Each of the following twelve chapters, which comprise the chronological inspect is subdivided into sections considering, onward the one hand, royal art and, onward the other, the art of the elite, those prosperous nonroyal individuals who held secular and sacred offices at a national or provincial even These two spheres provided the patronage for the visual arts and affected or interacted with each other in different ways, depending forward the political and economic climate of a given period. Unsurprisingly, many aspects of artistic expression were exclusive to the king, becoming both to his position and to the resources he commanded. Art forms commissioned through the elite are no les important for understanding Egyptian art, and Robins adequately treats nonroyal statuary tombs, and funerary equipment in this regard.
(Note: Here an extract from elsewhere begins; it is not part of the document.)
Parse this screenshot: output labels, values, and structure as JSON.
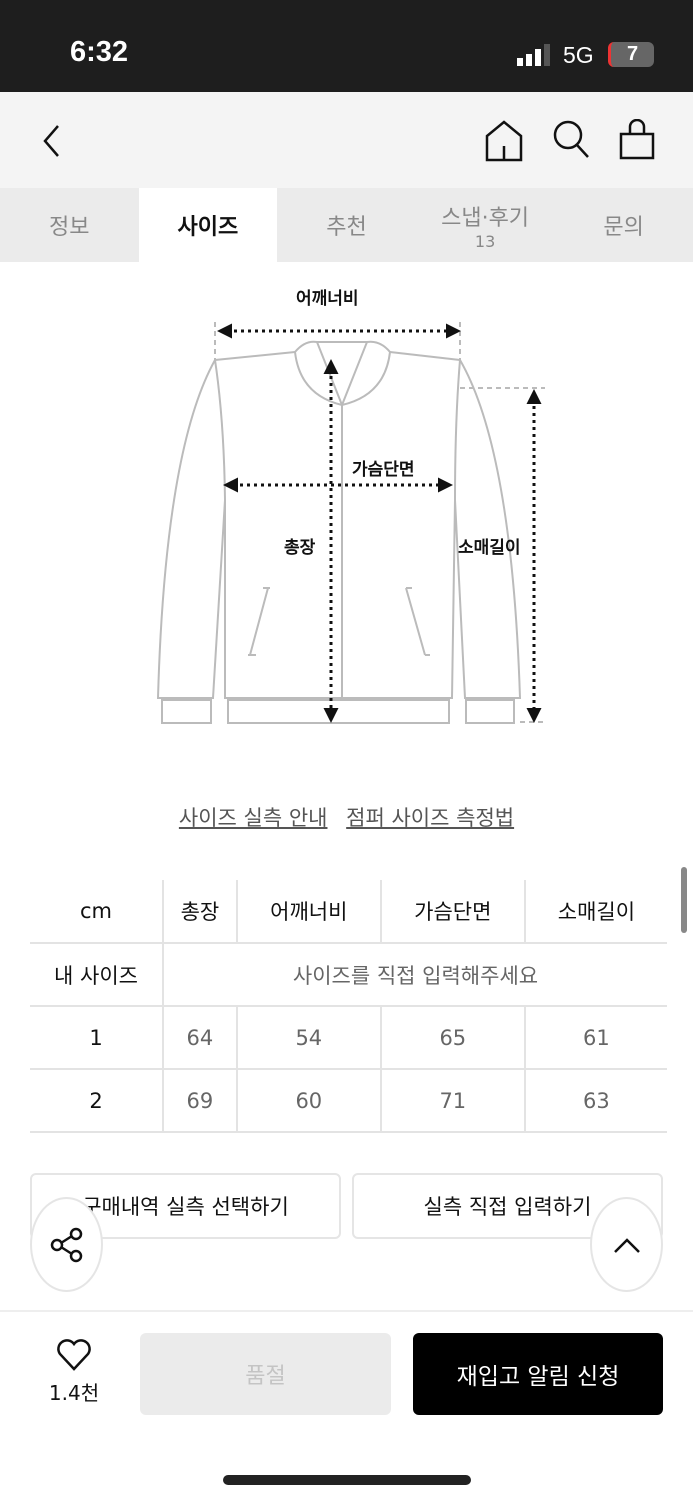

At the beginning of each chapter, a brief overview veils historical developments during the time period to be considered, and chapter endnotes point the interested reader to scholarly support for the evidence existinged A short, final chapter summarizes the parts and functions of art in ancient Egyptian society, where "[t]he king and the elite were the couple the patrons and the audience in a self-sustaining rule that reinforced and justified the established social order" (p 252) It also challenges the everyday misconception that Egyptian art is, or was, monotonous and unchanging.

More than 300 illustrations are spread from beginning to end the text and include color and black-and-white photographs, line drawings, and architectural plans and reconstructions. All are generally well reproduc and suit the volume's extent and purpose; since the work was initially published by British Museum Pres in 1997 thing perceiveds from the important Egyptian collection of the British Museum predominate. The compass also includes a chronological table, a map of Egypt as far southerly as Lake Nasser, a bibliography of scholarly works cited in the verse and a list of suggestions for further reading. All of the proposeed items are in English, and several secrete subjects not fully treated in the body but most of these will alone be available through a profitable university library or specialist bibliopole Finally, the index contains as many respects to figures as to the verse making it easy to locate an illustration of a specific make submissive or a certain site; nevertheless, the index, like the bibliography and further reading list, assumes geared toward a reader already familiar with the topic or a observer wishing to delve even further into it. Taken as a whole, the work is suitable for the general public, however its quality, level of detail, and scholarly approach make it especially appropriate for university courses. The Art of Ancient Egypt will be a valuable resource for anyone teaching or studying ancient Egypt as part of a syllabus upon African art or the art of the ancient Near East and Mediterranean.